Europe and refugees: Europeans believe refugees raise risk of terrorism but not crime
26 July 2016
A recent survey from ten European countries reveals a majority of citizens fear that the surge in refugees can increase the likelihood of terrorism in their country, but they believe refugees are no more to blame for crime than other groups and don’t have an unfavourable view of Muslims.
In eight of ten countries surveyed by Pew research at least half think incoming refugees will increase the likelihood of terrorism in their country.
This figure, from the spring 2016 global attitudes survey, highlights a connection that exists in many European minds between the refugee crisis and terrorist attacks, such as the ones in Paris, Brussels and Nice, where 84 people died as a single attacker drove his lorry into a crowd after the Bastille day firework display on the Promenade des Anglais.
This causal link is most perceived in Hungary (76 percent), Poland (71 percent), the Netherlands and Germany (both 61 percent). In France, 46 percent think the arrival of refugees increases the risk of terrorism. In the UK this figure is at 52 percent.
“Amongst Europeans, perceptions of refugees are influenced in part by negative attitudes toward Muslims already living in Europe,” Pew Research says. “In Hungary, Italy, Poland and Greece, more than six-in-ten say they have an unfavourable opinion of the Muslims in their country – an opinion shared by at least one-in-four in each nation polled.”
But the study says “there is less alarm that Muslims already living on the Continent might sympathise with extremists.”
Most attackers in Paris and Brussels were French or Belgian nationals.
Pew Research also highlights sharp ideological divides on the refugee question: “In Greece, 81% of those on the right express an unfavourable view of Muslims, compared with 50% of those on the left,” the study shows.
“Significant right-left gaps in attitudes toward Muslims are also found in Germany, Italy, the Netherlands, Sweden, Spain, France and the United Kingdom,” Pew Research adds.

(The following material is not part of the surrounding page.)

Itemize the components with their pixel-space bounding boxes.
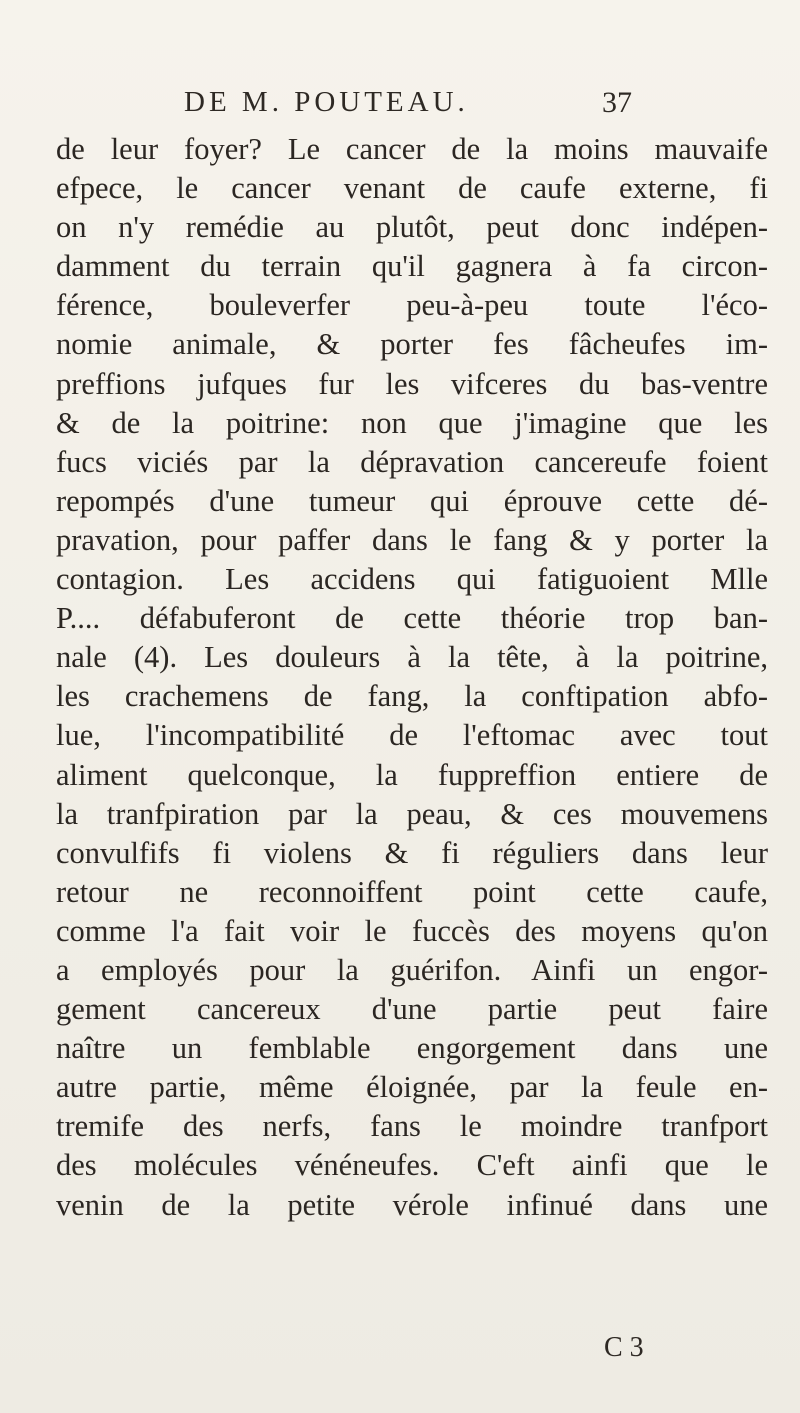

Even if ideology is a driving factor, so is the level of education: “older people and less-educated individuals expressing more negative opinions about refugees and minorities,” the study shows.
Resentment also shows on diversity: over half of Greeks and Italians and about 40 percent of Hungarians and Poles say growing diversity makes things worse. Sweden had the highest percentage (36 percent) of people believing diversity makes their country a better place to live.
The survey was conducted in 10 EU nations and the United States among 11,494 respondents from April 4 to May 12, 2016.